Not upgraded nautilus mons crash if upgraded pacific mon updates fsmap
I have no idea if this needs to be fixed but at least the case looks worth reporting.
We faced the issue when upgrading the cluster from nautilus 14.2.22 to pacific 16.2.8.

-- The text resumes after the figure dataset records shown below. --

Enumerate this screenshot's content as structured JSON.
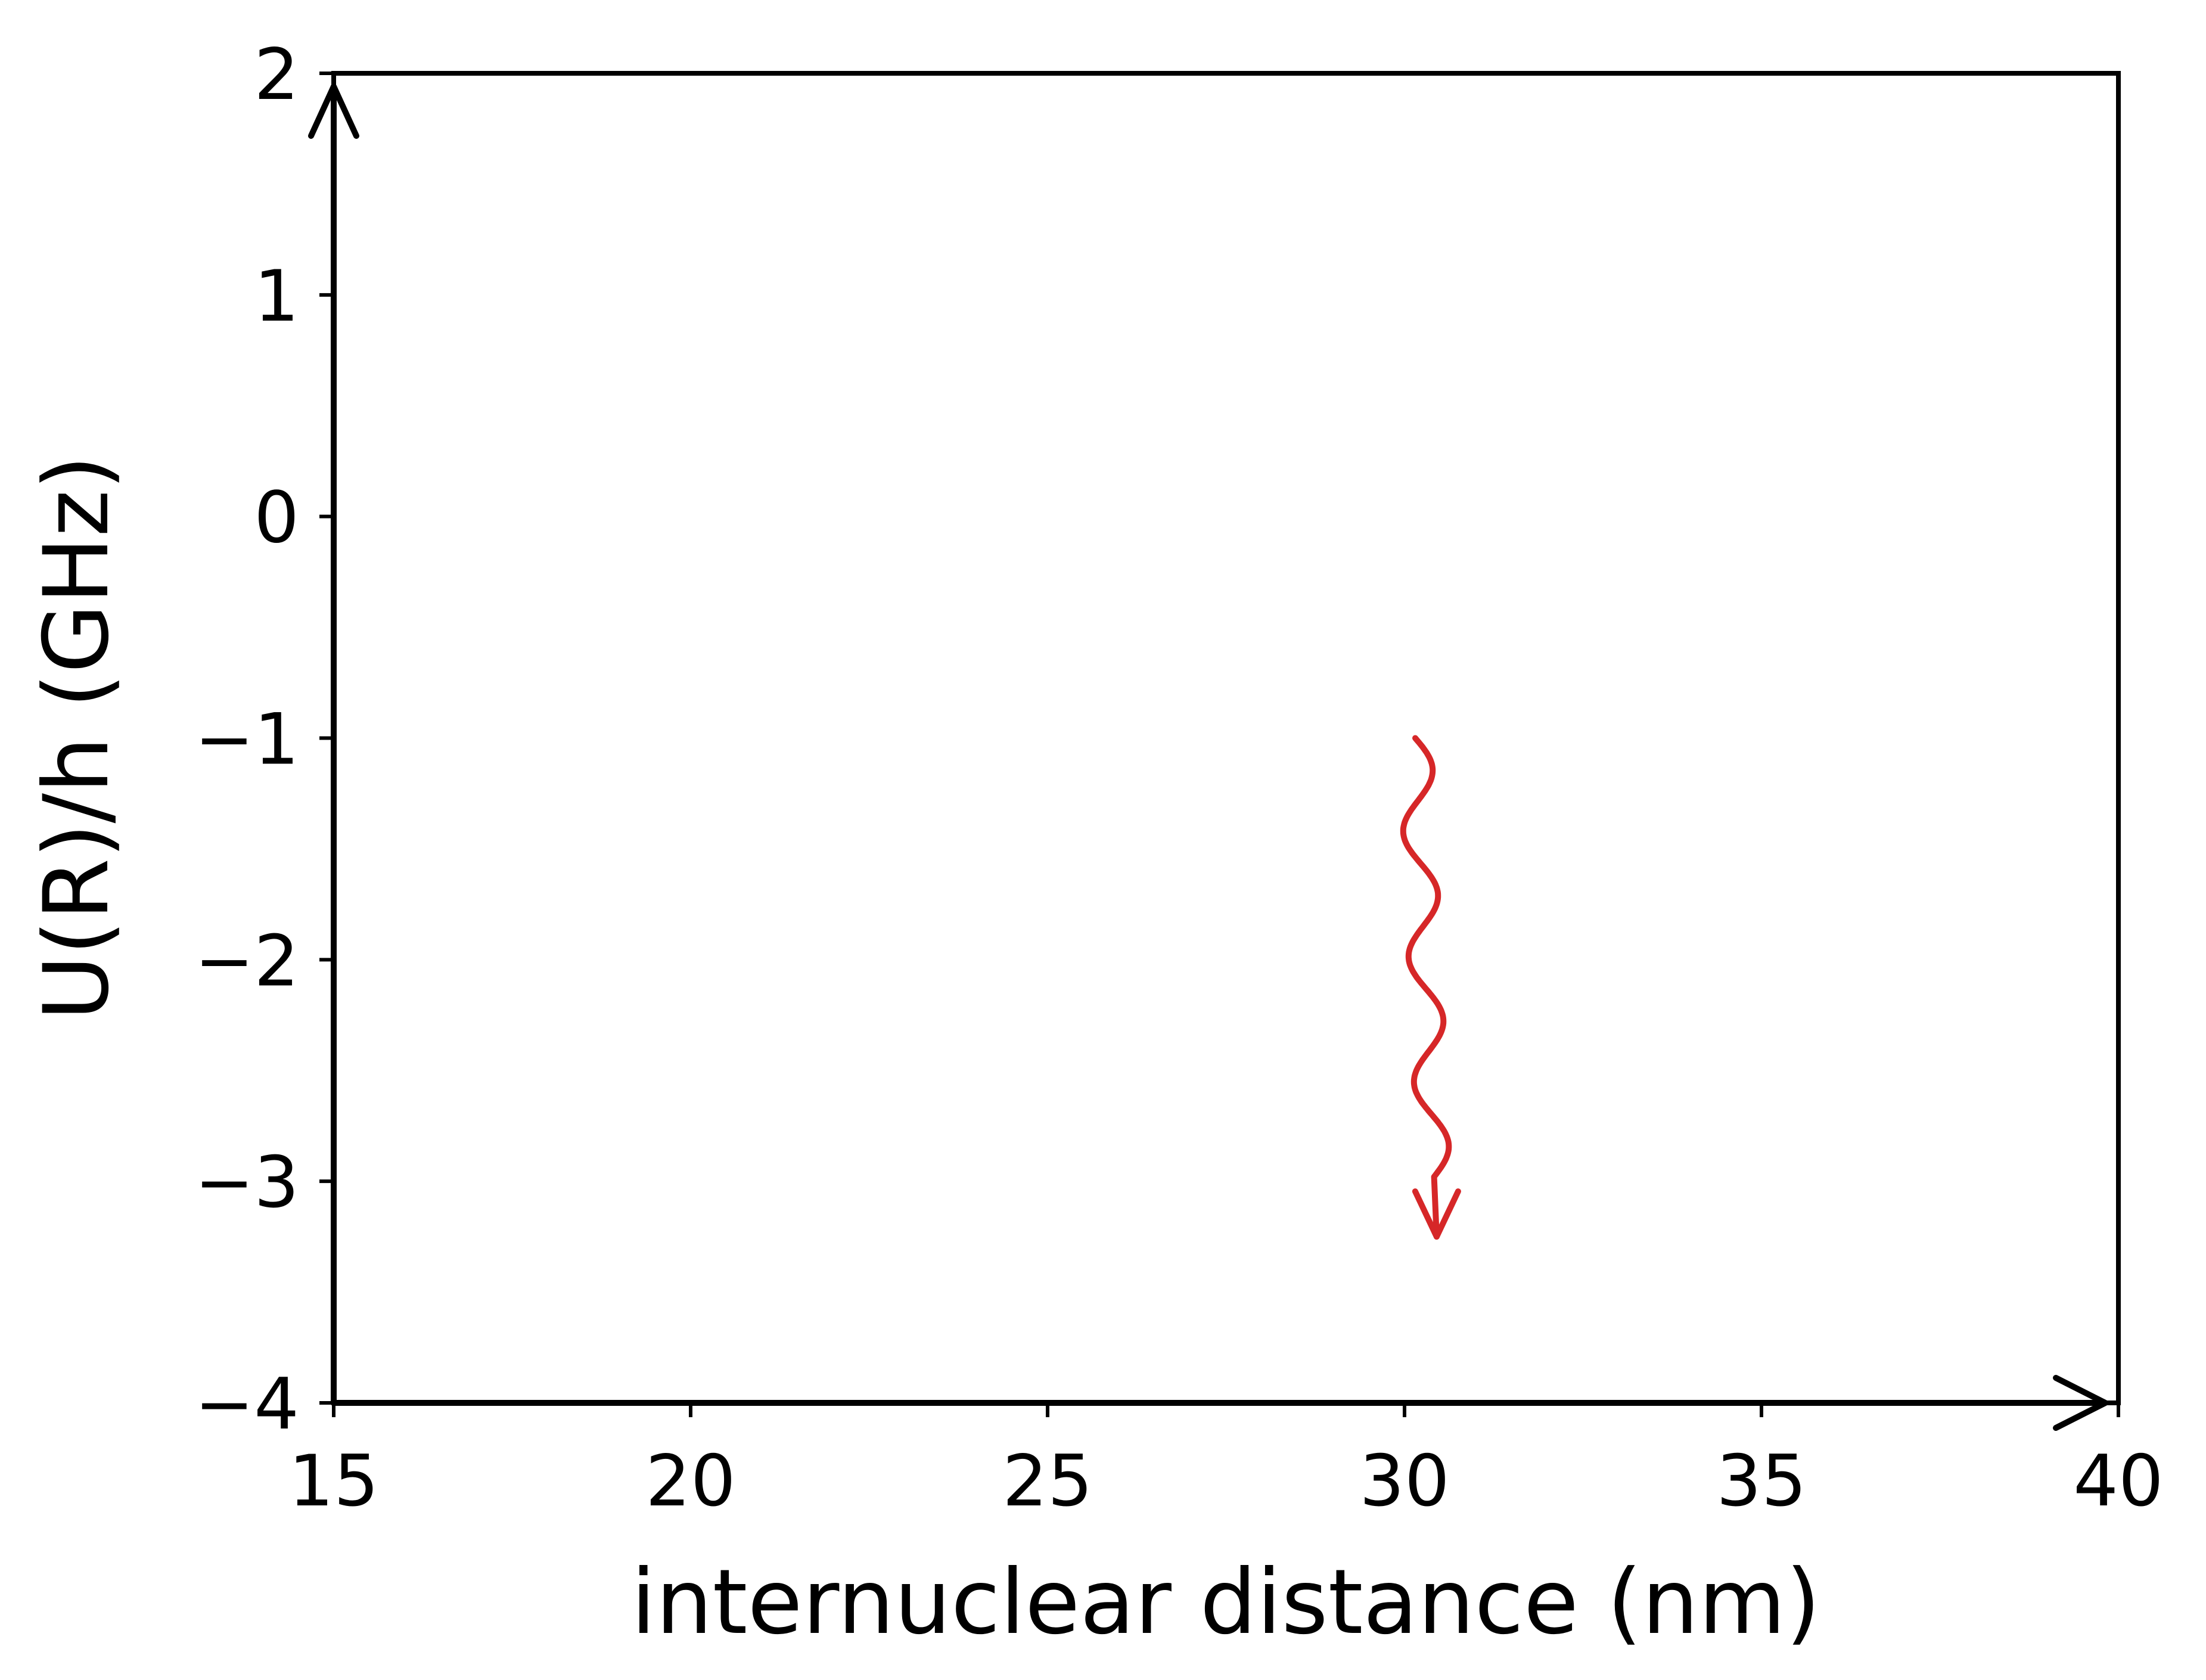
{
  "chart_data": {
    "type": "line",
    "title": "",
    "xlabel": "internuclear distance (nm)",
    "ylabel": "U(R)/h (GHz)",
    "xlim": [
      15,
      40
    ],
    "ylim": [
      -4,
      2
    ],
    "x_ticks": [
      15,
      20,
      25,
      30,
      35,
      40
    ],
    "x_tick_labels": [
      "15",
      "20",
      "25",
      "30",
      "35",
      "40"
    ],
    "y_ticks": [
      -4,
      -3,
      -2,
      -1,
      0,
      1,
      2
    ],
    "y_tick_labels": [
      "−4",
      "−3",
      "−2",
      "−1",
      "0",
      "1",
      "2"
    ],
    "grid": false,
    "legend": "none",
    "axis_arrows": true,
    "annotations": [
      {
        "type": "wavy-arrow",
        "description": "photon emission",
        "start": [
          30.15,
          -1.0
        ],
        "end": [
          30.45,
          -3.25
        ],
        "amplitude_nm": 0.45,
        "oscillations": 3.5,
        "color": "#d62728"
      }
    ]
  },
  "colors": {
    "axes": "#000000",
    "photon": "#d62728"
  }
}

After the leader mon had been upgraded, a mds server was accidentally stopped, and this caused the non-upgraded mons to crash on handling the fsmap update request:
2022-04-25 14:55:03.924 7f200400f700 -1 /home/abuild/rpmbuild/BUILD/ceph-14.2.22-445-ga68959d39a6/src/mds/FSMap.cc: In function 'void FSMap::sanity() const' thread 7f200400f700 time 2022-04- 25 14:55:03.923549 /home/abuild/rpmbuild/BUILD/ceph-14.2.22-445-ga68959d39a6/src/mds/FSMap.cc: 755: FAILED ceph_assert(fs->mds_map.compat.compare(compat) == 0) ceph version 14.2.22-445-ga68959d39a6 (a68959d39a67faec1a7ace55e8c4327accc4a38c) nautilus (stable) 1: (ceph::__ceph_assert_fail(char const*, char const*, int, char const*)+0x152) [0x7f20126efdb6] 2: (ceph::__ceph_assertf_fail(char const*, char const*, int, char const*, char const*, ...)+0) [0x7f20126eff91] 3: (FSMap::sanity() const+0xe0) [0x7f2012c0de20] 4: (MDSMonitor::update_from_paxos(bool*)+0x488) [0x5633f9880a98] 5: (PaxosService::refresh(bool*)+0x25a) [0x5633f97bd83a] 6: (Monitor::refresh_from_paxos(bool*)+0x10c) [0x5633f969ceac] 7: (Paxos::do_refresh()+0x4f) [0x5633f97acb8f] 8: (Paxos::handle_commit(boost::intrusive_ptr<MonOpRequest>)+0x132) [0x5633f97b21b2] 9: (Paxos::dispatch(boost::intrusive_ptr<MonOpRequest>)+0x2db) [0x5633f97b7ecb] 10: (Monitor::dispatch_op(boost::intrusive_ptr<MonOpRequest>)+0x1668) [0x5633f96d00b8] 11: (Monitor::_ms_dispatch(Message*)+0xa3a) [0x5633f96d0b5a] 12: (Monitor::ms_dispatch(Message*)+0x26) [0x5633f9701646] 13: (Dispatcher::ms_dispatch2(boost::intrusive_ptr<Message> const&)+0x26) [0x5633f96fe0b6] 14: (DispatchQueue::entry()+0x1279) [0x7f201291d379] 15: (DispatchQueue::DispatchThread::entry()+0xd) [0x7f20129cda5d] 16: (()+0x8539) [0x7f201154c539] 17: (clone()+0x3f) [0x7f201071ccff]
It was rather unpleasant in our case because the upgraded mon was not able to make quorum and the cluster was inaccessible until the nautilus mons were upgraded manually.
#1 Updated by Mykola Golub 5 months ago
- Status changed from New to Won't Fix
I was just told there is a step in the upgrade documentation to set mon_mds_skip_sanity param before upgrade , which looks like to workarund this issue. So I am closing this ticket.